At the time, Garcetti vowed to get Angels Flight running by Labor Day. He announced a partnership with the Angels Flight Railway Foundation, the private nonprofit that owns the funicular, and a group of engineering and transportation firms that agreed to pay for needed safety upgrades and the cost of maintaining the railway for three decades in exchange for a share of its revenue.
First opened on New Year’s Eve in 1901 half a block north of its current location, Angels Flight once transported well-to-do Bunker Hill residents to jobs in downtown L.A. for a penny a ride.
By the 1950s, it had carried more than 100 million passengers. But it closed in 1969 as Bunker Hill’s old housing came down to make way for skyscrapers.
The twin rail cars sat neglected in a warehouse for decades until redevelopment authorities included funding for renovations in the California Plaza project. Angels Flight reopened at its new location in 1996.
In 2001, Sinai broke loose near the top of the incline and plummeted down the track, striking Olivet.
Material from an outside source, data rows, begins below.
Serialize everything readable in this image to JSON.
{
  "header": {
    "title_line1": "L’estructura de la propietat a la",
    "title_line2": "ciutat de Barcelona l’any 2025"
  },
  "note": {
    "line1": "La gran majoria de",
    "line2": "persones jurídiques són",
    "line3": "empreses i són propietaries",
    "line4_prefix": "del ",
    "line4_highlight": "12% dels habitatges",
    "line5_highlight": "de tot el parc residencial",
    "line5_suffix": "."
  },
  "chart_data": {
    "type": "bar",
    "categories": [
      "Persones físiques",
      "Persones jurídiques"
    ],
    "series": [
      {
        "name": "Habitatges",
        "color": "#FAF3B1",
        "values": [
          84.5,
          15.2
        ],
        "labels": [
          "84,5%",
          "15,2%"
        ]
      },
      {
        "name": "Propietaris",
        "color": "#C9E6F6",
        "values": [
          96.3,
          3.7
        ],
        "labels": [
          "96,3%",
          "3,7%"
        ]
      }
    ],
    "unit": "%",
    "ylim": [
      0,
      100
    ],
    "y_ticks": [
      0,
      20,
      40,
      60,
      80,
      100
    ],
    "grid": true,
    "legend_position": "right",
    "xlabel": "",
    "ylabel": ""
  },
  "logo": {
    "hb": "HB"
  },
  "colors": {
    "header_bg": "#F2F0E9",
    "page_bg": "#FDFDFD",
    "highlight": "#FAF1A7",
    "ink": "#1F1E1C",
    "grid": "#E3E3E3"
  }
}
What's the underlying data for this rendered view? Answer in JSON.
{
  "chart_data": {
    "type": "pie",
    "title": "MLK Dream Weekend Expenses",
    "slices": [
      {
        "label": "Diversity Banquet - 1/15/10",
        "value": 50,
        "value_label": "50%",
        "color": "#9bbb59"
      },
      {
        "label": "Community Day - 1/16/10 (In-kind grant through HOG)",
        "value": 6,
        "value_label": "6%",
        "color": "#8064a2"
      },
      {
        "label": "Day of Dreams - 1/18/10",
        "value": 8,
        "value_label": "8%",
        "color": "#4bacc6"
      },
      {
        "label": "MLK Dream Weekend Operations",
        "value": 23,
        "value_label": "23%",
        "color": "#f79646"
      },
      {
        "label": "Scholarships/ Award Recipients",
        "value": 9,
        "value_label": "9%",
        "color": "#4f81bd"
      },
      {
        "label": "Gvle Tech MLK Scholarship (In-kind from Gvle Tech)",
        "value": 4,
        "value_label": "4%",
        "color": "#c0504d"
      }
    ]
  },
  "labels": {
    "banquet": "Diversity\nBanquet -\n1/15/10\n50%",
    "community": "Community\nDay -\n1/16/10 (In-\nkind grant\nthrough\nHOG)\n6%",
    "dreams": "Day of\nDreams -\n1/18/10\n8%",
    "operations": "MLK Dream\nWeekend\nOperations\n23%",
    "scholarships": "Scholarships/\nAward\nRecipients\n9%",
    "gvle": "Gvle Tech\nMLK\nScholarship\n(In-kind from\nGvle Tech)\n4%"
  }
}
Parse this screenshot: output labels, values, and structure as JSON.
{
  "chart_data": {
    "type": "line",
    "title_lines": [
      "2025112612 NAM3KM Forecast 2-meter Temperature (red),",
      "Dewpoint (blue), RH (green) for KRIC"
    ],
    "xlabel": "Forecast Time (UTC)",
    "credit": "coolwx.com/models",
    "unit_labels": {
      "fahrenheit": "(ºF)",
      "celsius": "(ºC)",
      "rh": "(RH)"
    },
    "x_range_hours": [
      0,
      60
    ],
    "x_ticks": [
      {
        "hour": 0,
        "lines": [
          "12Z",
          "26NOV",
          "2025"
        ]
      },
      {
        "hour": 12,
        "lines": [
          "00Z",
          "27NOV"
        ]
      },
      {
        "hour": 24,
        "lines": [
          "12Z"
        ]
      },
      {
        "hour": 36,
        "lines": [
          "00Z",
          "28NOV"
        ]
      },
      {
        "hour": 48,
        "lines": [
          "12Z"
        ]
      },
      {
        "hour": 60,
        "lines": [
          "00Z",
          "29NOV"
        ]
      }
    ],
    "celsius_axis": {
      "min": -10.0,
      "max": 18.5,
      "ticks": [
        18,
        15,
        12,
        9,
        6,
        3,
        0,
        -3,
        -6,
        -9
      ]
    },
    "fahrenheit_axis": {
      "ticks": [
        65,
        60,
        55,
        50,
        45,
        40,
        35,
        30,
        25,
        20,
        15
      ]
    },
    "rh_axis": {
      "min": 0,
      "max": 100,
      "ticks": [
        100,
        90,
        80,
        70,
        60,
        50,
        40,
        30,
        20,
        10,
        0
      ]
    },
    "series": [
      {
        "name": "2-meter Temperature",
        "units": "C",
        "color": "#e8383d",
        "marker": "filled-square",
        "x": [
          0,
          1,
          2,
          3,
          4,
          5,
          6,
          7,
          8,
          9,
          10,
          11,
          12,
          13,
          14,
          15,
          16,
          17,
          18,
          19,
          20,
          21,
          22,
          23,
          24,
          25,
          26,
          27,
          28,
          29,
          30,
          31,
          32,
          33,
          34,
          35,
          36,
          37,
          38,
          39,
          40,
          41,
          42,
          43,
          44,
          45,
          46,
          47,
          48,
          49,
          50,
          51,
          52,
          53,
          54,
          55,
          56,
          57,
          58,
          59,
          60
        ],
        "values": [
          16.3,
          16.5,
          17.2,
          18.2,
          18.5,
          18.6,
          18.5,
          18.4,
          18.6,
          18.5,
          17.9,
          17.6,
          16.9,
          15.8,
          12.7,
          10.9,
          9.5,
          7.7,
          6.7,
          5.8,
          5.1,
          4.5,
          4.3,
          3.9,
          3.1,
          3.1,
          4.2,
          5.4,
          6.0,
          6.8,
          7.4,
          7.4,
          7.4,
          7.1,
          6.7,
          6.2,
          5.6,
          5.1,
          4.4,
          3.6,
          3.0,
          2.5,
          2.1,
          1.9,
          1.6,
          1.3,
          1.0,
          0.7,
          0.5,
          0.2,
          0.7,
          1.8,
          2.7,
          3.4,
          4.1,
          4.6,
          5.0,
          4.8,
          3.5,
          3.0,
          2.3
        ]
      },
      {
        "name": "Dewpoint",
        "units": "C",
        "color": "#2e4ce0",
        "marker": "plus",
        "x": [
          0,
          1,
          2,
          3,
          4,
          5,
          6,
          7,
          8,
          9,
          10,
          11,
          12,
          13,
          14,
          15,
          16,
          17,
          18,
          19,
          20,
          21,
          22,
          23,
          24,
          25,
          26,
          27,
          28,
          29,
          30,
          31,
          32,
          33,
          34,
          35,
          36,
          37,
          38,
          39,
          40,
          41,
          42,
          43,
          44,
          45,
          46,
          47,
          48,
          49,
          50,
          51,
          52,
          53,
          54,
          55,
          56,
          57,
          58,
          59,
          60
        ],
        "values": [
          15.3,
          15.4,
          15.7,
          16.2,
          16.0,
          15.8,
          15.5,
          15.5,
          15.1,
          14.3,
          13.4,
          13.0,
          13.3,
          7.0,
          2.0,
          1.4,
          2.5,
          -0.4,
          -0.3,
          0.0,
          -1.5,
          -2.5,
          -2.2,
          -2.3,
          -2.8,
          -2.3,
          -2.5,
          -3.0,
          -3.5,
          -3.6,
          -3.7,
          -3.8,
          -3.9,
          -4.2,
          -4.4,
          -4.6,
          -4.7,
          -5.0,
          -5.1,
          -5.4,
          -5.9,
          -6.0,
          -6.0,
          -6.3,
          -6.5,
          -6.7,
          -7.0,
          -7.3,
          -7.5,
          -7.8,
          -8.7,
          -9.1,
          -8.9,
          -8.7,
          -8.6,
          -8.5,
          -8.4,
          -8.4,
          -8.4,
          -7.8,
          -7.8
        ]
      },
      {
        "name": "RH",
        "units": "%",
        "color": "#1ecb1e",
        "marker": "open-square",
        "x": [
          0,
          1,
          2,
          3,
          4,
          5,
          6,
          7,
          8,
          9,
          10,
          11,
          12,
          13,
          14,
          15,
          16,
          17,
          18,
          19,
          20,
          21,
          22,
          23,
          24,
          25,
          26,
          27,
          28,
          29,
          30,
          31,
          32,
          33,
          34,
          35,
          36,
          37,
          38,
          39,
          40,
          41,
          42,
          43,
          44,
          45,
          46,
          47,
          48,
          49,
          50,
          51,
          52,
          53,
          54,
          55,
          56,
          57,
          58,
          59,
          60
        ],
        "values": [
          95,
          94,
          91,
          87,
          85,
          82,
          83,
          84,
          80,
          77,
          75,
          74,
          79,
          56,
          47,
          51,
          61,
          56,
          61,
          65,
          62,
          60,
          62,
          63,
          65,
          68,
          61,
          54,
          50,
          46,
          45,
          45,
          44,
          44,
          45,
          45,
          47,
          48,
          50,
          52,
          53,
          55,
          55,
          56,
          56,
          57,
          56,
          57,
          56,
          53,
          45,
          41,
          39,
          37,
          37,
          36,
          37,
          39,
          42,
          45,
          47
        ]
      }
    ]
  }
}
An 83-year-old tourist from New Jersey on vacation with his wife was killed and seven other people were injured.
Investigators later concluded that faulty mechanical and brake systems, combined with weak oversight, led to the crash.
The railway was closed for nine years. Operations were halted again in 2011 and Angels Flight was shut down altogether after a derailment in 2013.
“We have rebuilt this railway in a way that will be safe for passengers, safe for our city and that will help promote a great Los Angeles,” Garcetti said Thursday.
A crowd of about 50 gathered for the reopening. One person fainted during the event but was later seen sitting up talking, and was taken away in an ambulance.
Mathew Krogen, 22, had brought his friends Bobby Crissy and Kristine Smith to ride the funicular, which costs $1 for a one-way fare, or 50 cents if riders use their Metro TAP card. Krogen, who lives downtown, said he had wanted to ride it since first moving to L.A. four years ago.
“It’s pride,” Krogen said of his emotions Thursday. “A lot of people think Angelenos don’t care about our history, but that’s not true.”
Smith said her 4-year-old son had described the train earlier in the morning as “the train that says, ‘I think I can, I think I can.’ And it really is that train.”
Damien Blackshaw, a native Londoner who has lived in L.A. for 10 years, operates a tour company called the Real Los Angeles Tours, which provides visitors guided tours on foot, by bike and by Metro. He said he plans to incorporate rides on Angels Flight into future tours.
“This is perfect because it’s history and it’s an experience,” Blackshaw said.
He also said the renovation, along with other recent changes downtown, could change how foreigners think of L.A. and expand tourism.
“The brand of L.A. is beaches, Beverly Hills, celebrities,” Blackshaw said. “It’s a real shame because there’s so much more to L.A.”